This morning we received our second consecutive higher inflation reading from the Bureau of Labor Statistics (BLS). The Consumer Price Index (CPI) rose by more than expected, and this came one day after the Producer Price Index (PPI) rose as well. The following table tells the story:
We see that the PPI numbers, though high, were largely in line with expectations, while the CPI numbers exceeded already high estimates. Fixed income markets reacted largely as one might have predicted, with a bit of a relief rally yesterday that was more than reversed today. The 10-year Treasury yield fell from 1.491% on Monday to 1.438% yesterday, only to bounce to 1.52% as I write. The reaction in 2-year yields was even more extreme, going from 0.445% to 0.423% to 0.505% in that span.
We discussed the wild gyrations in short-term rates about a week and a half ago (Bonds Tremble, Stocks Yawn – Traders’ Insight (tradersinsight.news)), and I’ve been paying keen attention in the ensuing days. When I studied a chart of 2-year yields this morning, I noticed a striking resemblance to another chart that I had recently studied. Please examine the chart below, where I have removed the Y-axes (which are different) and any identification of the securities. Can you guess the two well-known securities pictured?
6-month Chart, Two Unnamed Securities, with no Y-axes
These two items have shown very similar movements, but they are vastly different in character. Consider the rather coincidental relationship once more before I reveal the full data in the chart:
6 Month Chart, 2-Year Treasury Yields (blue/white bars), vs Tesla (magenta line)
Yes, the wild gyrations in 2-year yields over the past 6 months are quite similar to that of Tesla (TSLA)! Believe me, I was shocked when I juxtaposed them on a graph for the first time. To be fair, the actual price changes in 2-year notes are FAR more muted than those of TSLA. Even as the yield rose by about 8 basis points today, the actual price of the on-the-run 2 year note fell by about 6/32 of a point. That is the polar opposite of TSLA, where prices fell more than 10% yesterday and are rising 4% today.

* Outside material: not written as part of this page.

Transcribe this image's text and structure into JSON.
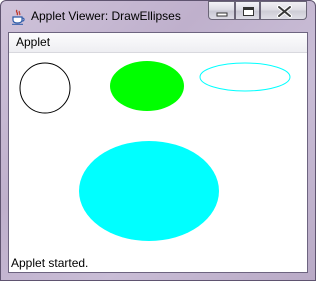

Stocks in general, however, showed little fear after today’s inflation report. As I write this, the S&P 500 (SPX) is down about 0.1% and NDX about 0.4%. It is a relative yawn compared to the bond market. The recent upward momentum in stocks is not carrying through today, but it is providing some ballast in the face of the type of economic results that might otherwise be spooking stock traders. It remains to be seen whether the collective “meh” reaction by equity investors to the lofty inflation numbers is a sign of underlying strength or collective denial.